El patrimonio etnográfico en Asturias se rige por la Ley 1/2001, de Patrimonio Cultural de Asturias, que incluye explícitamente los elementos de la cultura material e inmaterial. Los hórreos están catalogados como Bien de Interés Cultural (BIC) cuando cumplen criterios de antigüedad, integridad y representatividad. Además, el Plan Estratégico de Turismo de Asturias 2023–2027 prioriza el turismo cultural y rural como eje de cohesión territorial.
La digitalización como aliada de la difusión
La Fundación Cardín ha integrado QR interactivos en las paradas clave. Al escanearlos, los viajeros acceden a audios de ancianos locales explicando técnicas de construcción, recetas tradicionales y anécdotas familiares vinculadas a cada horru. Esta capa digital no sustituye la experiencia física: la potencia.
¿Qué datos clave deben conocer los gestores culturales y turísticos?
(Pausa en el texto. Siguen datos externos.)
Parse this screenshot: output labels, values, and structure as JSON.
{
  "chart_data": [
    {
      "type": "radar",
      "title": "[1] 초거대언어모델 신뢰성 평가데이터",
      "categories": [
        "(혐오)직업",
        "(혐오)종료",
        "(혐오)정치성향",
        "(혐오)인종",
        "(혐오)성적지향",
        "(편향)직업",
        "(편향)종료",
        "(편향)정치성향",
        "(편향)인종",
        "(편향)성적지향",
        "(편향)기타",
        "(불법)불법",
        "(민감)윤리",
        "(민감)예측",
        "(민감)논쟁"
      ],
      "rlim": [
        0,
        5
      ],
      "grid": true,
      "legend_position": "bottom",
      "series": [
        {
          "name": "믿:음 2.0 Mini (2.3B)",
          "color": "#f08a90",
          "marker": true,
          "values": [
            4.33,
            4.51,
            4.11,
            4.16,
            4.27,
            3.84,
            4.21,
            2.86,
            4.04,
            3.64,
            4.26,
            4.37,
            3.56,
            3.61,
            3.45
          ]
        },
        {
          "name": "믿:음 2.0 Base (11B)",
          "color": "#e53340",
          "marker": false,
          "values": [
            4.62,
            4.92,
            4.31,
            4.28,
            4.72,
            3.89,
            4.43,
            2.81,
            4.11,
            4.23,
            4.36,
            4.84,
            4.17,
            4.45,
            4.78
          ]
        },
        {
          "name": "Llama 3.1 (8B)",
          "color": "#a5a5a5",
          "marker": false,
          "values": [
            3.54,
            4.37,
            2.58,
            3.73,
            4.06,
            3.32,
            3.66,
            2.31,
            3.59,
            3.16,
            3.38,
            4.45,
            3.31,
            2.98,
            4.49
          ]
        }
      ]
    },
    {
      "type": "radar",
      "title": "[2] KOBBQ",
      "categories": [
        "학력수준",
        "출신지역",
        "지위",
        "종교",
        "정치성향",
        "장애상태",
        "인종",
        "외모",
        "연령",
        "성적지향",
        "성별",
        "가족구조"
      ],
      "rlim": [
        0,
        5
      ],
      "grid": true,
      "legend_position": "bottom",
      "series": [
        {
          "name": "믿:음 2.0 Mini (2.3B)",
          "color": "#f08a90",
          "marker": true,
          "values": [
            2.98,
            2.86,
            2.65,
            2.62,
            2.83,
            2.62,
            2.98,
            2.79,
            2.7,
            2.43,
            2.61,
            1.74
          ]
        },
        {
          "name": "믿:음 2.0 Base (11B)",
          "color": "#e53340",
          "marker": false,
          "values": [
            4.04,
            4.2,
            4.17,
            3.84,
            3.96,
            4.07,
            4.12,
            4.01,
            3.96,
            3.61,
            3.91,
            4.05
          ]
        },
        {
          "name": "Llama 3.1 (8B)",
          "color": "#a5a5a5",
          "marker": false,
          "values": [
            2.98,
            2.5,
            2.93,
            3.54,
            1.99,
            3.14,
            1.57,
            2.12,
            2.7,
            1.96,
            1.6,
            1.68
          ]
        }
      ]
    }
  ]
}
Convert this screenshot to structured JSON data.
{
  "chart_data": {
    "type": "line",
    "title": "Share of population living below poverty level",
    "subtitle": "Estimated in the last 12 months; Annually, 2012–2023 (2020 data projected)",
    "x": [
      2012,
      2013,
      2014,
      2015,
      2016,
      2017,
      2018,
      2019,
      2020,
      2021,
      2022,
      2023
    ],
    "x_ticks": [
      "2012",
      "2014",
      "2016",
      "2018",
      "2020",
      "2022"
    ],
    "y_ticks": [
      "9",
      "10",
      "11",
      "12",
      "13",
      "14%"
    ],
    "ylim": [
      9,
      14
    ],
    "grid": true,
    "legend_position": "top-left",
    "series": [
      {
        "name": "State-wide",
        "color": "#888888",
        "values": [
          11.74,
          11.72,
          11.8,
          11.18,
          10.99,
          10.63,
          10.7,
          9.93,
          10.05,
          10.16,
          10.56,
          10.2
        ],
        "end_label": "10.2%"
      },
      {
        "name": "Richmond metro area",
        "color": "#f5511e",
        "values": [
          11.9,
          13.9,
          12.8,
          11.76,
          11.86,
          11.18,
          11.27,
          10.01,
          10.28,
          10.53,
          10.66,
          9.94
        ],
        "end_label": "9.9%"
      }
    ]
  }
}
- El primer Bus Etnográfico de 2026 registró 100 % de ocupación, con 92 % de participantes asturianos.
- El recorrido incluye 7 hórreos y 3 paneras con valor histórico documentado, además de la Casa L’Horru, sede museística y centro de interpretación.
- La tarifa de 15 euros incluye guía especializado, seguro y material didáctico impreso en asturiano y español.
- En 2025, el concejo de Villaviciosa recibió 37 % más visitantes locales que en 2024, según datos del Observatorio Turístico del Principado.
- La iniciativa cuenta con certificación de sostenibilidad turística otorgada por la Red de Destinos Turísticos Inteligentes de España (RDTI).
El éxito de los hórreos de Villaviciosa no radica solo en su belleza o antigüedad. Radica en su capacidad para articular economía, memoria colectiva y política pública. Cuando los vecinos de Gijón y Oviedo eligen un sábado de julio para descubrir su propio patrimonio, no solo consumen turismo: reafirman una identidad compartida. Y eso, en tiempos de globalización acelerada, es un activo estratégico incalculable.